On our aircraft it always takes longer than 30 seconds, but not several minutes either.

I have first-hand knowledge that a G500 will realign in flight, in cloud/IMC (somewhat turbulent, but not horribly so) when its power is cycled. However, time certainly feels longer during that time

The G1000 can also realign in flight. It happened to me after a temporary failure and restart of the AHRS.

This is what the manual has to say on the matter:

On the PFD, the AHRS begins to initialize and displays “AHRS ALIGN: Keep Wings Level”. The AHRS should display valid attitude and heading fields typically within the first minute of power-up. The AHRS can align itself both while taxiing and during level flight.

NOTE: In-flight initialization of AHRS, when operating without any valid source of GPS data and at true air speed values greater than approximately 200 knots, is not guaranteed.
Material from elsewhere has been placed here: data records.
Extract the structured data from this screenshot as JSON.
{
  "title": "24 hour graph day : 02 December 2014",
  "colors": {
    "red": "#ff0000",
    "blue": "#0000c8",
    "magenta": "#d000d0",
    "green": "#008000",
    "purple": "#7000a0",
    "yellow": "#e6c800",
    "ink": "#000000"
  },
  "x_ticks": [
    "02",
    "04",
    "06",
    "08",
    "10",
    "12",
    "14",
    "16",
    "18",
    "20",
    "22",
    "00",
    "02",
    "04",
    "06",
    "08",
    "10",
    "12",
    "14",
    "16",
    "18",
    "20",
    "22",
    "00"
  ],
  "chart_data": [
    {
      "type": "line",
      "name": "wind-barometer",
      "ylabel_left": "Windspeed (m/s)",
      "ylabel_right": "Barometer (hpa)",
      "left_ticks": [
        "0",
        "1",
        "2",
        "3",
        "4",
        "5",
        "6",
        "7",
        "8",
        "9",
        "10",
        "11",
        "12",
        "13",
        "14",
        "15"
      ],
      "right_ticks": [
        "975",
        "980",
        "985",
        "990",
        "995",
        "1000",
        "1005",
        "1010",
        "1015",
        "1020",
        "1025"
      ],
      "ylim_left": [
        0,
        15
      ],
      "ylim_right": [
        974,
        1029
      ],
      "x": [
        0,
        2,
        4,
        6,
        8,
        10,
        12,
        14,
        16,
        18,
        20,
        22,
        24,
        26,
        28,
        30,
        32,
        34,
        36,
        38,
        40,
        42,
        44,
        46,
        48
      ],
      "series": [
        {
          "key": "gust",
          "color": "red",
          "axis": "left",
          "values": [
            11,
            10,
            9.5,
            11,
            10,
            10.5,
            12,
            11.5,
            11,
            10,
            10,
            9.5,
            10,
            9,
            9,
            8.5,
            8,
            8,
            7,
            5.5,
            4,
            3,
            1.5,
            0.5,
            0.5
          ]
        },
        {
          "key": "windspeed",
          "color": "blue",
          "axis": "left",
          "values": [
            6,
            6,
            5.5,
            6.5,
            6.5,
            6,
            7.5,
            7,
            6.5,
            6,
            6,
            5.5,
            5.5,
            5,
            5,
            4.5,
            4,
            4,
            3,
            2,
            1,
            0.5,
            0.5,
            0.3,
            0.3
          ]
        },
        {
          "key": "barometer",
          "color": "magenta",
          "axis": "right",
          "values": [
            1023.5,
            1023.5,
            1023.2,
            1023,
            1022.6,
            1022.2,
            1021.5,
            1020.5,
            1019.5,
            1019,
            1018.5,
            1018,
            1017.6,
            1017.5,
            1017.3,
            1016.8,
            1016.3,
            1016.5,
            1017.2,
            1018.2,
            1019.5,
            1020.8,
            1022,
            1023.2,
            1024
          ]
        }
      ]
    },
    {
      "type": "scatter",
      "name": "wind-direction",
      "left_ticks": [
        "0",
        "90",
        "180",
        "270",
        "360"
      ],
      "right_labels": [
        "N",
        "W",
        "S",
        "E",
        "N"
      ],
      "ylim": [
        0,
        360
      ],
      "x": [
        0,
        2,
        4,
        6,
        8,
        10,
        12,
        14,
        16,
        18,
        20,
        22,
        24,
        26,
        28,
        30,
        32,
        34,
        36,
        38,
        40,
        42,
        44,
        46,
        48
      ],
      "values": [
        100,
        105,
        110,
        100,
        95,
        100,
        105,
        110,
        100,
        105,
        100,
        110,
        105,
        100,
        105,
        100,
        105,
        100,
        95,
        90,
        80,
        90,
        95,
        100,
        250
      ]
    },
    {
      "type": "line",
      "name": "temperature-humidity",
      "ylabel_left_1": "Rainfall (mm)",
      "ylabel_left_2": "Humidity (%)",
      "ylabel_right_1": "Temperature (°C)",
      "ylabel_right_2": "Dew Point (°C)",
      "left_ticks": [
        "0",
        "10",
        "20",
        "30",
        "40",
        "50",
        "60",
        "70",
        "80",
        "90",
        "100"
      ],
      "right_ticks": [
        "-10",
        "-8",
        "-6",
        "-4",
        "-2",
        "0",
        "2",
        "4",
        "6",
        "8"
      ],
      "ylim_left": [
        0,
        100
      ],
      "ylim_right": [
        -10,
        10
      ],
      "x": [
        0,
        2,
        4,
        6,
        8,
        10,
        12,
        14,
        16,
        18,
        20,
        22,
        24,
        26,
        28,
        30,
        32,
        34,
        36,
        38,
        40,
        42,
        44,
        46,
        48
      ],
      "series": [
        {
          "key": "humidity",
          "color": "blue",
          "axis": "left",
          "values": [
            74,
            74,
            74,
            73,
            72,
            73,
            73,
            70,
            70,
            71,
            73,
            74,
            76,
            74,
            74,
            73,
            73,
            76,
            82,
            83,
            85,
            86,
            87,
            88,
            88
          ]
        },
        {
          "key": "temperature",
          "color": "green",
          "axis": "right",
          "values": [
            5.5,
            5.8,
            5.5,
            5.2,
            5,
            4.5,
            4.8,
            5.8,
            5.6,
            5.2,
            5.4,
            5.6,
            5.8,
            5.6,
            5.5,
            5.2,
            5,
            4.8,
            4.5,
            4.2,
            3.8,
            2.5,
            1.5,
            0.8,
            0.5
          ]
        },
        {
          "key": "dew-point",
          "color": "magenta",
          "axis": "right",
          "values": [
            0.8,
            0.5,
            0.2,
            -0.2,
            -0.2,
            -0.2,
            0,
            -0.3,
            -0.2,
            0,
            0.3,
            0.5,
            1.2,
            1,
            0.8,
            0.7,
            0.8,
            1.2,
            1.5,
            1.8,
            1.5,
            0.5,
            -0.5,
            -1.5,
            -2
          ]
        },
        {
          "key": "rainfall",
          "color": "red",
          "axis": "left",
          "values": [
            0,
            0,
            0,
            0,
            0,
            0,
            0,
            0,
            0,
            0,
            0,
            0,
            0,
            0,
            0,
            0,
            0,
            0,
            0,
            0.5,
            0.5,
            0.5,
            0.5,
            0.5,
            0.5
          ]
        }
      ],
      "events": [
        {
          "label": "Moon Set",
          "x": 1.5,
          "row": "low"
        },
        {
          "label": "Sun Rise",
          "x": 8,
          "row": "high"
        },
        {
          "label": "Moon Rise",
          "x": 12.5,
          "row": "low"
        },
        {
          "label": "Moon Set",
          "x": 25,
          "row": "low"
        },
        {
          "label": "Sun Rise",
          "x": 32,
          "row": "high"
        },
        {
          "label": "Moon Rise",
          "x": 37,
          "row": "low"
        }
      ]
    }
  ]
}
Under these rare conditions, it is possible for in-flight AHRS initialization to take an indefinite amount of time which would result in an extended period of time where valid AHRS outputs are unavailable.

Last Edited by Airborne_Again at 28 Jun 08:05
ESKC (Uppsala/Sundbro), Sweden

Okay tried this yesterday and it worked, there is actually a CB just for AHRS so I pulled that one, waited a few seconds and then popped it back in. PFD displayed X and then the usual AHRS alignment message. The process took a bit longer than when it’s done on the ground but the result was a nicely aligned AI. I did it in the air because I forgot when taxiing :-D

I still wonder if maybe there is something wrong with the AHRS in this aircraft though if it is supposed to compensate for wonky ramps?

ESOW, Västerås, Sweden

Deephack wrote:

I still wonder if maybe there is something wrong with the AHRS in this aircraft though if it is supposed to compensate for wonky ramps?

Does the ramp lead to ground position of the aircraft that is more than than 20 degrees of roll or more than 5 degrees of pitch away from the horizontal? 5 degrees is a slope of 8.7% and 20 degrees is 36.4%.

ELLX

No, I would say that it’s more like 3 degrees so perhaps I need to add a remark to the logbook.